Влас Дорошевич - Семья и школа
И дрожавший в страхе, словно всё это заклание происходило перед ним, учитель заплакал:
— Простите… Но не могу я… Не могу… Призрак меня замучил… И избавиться от него не могу. И не желаю! Как же я от него избавляться буду, когда он самое дорогое для меня в жизни? А замучил он меня, замучил. Я в школе перед ребятишками стою. Весело это! Весело смотреть, как в их глазёнках просыпается мысль. Весело, когда хор звонких голосов за тобой урок повторяет. Словно хор маленьких колоколов пасхальную заутреню звонит. Весело, радостно! И вдруг между мной и ими становится мой ребёнок.
«Им ты служишь, папа! А мне, а своему собственному сыну, что ты готовишь?»
«Призрак! Не могу я быть учителем. Призрак плачет. Не учитель я больше… Не учитель»…
И он весь дёргался, произнося эти слова.
И чувствовал я, что это были страшные для него слова,
Мы долго сидели молча.
Он сказал, наконец, глухо, тяжело, как говорится отреченье от любимого.
— Помогите. Устройте мне место сидельца в винной лавке.

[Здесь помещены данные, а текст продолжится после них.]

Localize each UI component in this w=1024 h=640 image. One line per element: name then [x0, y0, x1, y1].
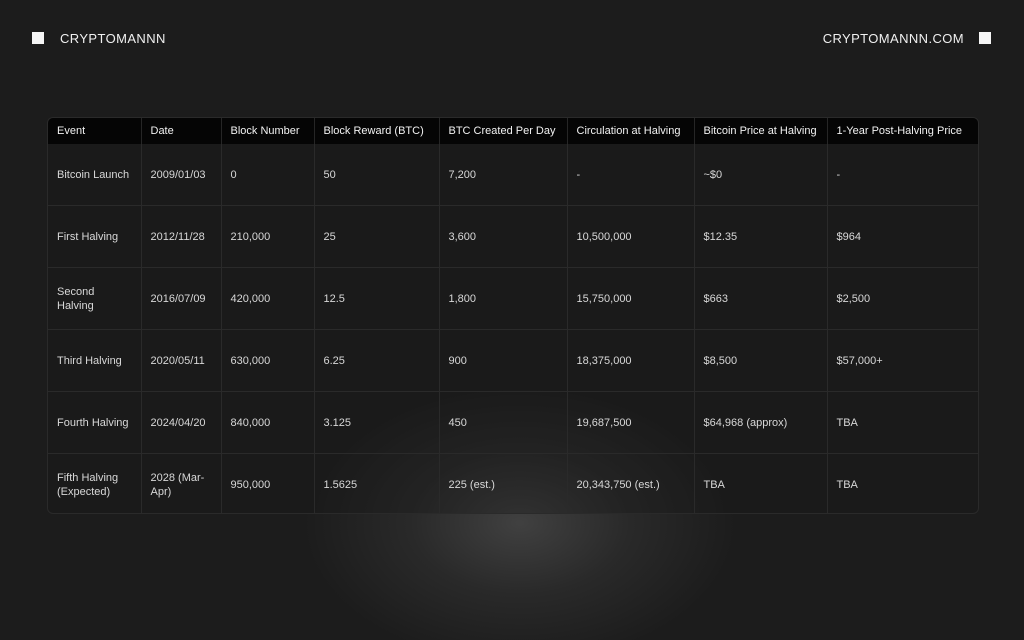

Он весь съёжился, словно его придавило, сгорбился, голова ушла в плечи.
Он добавил:
— Если я так же усердно поведу лавку, как вёл народную школу, — моя лавка будет первой винной лавкой кругом. Я буду получать награды и повышения. И меня скоро сделают сидельцем в лавке первого разряда.
Через месяц
«Облетели цветы, догорели огни».
Среди писем, полученных на моё имя в редакции, есть одно, которому не лежится ни в кармане ни в портфеле. Оно просится в печать.
М. Г.[15]
Прежде всего позвольте представиться.
Я — герой.
Я тот самый «великий маленький человек», или «маленький великий человек», о котором, когда Вы писали, слёзы умиления капали с Вашего пера.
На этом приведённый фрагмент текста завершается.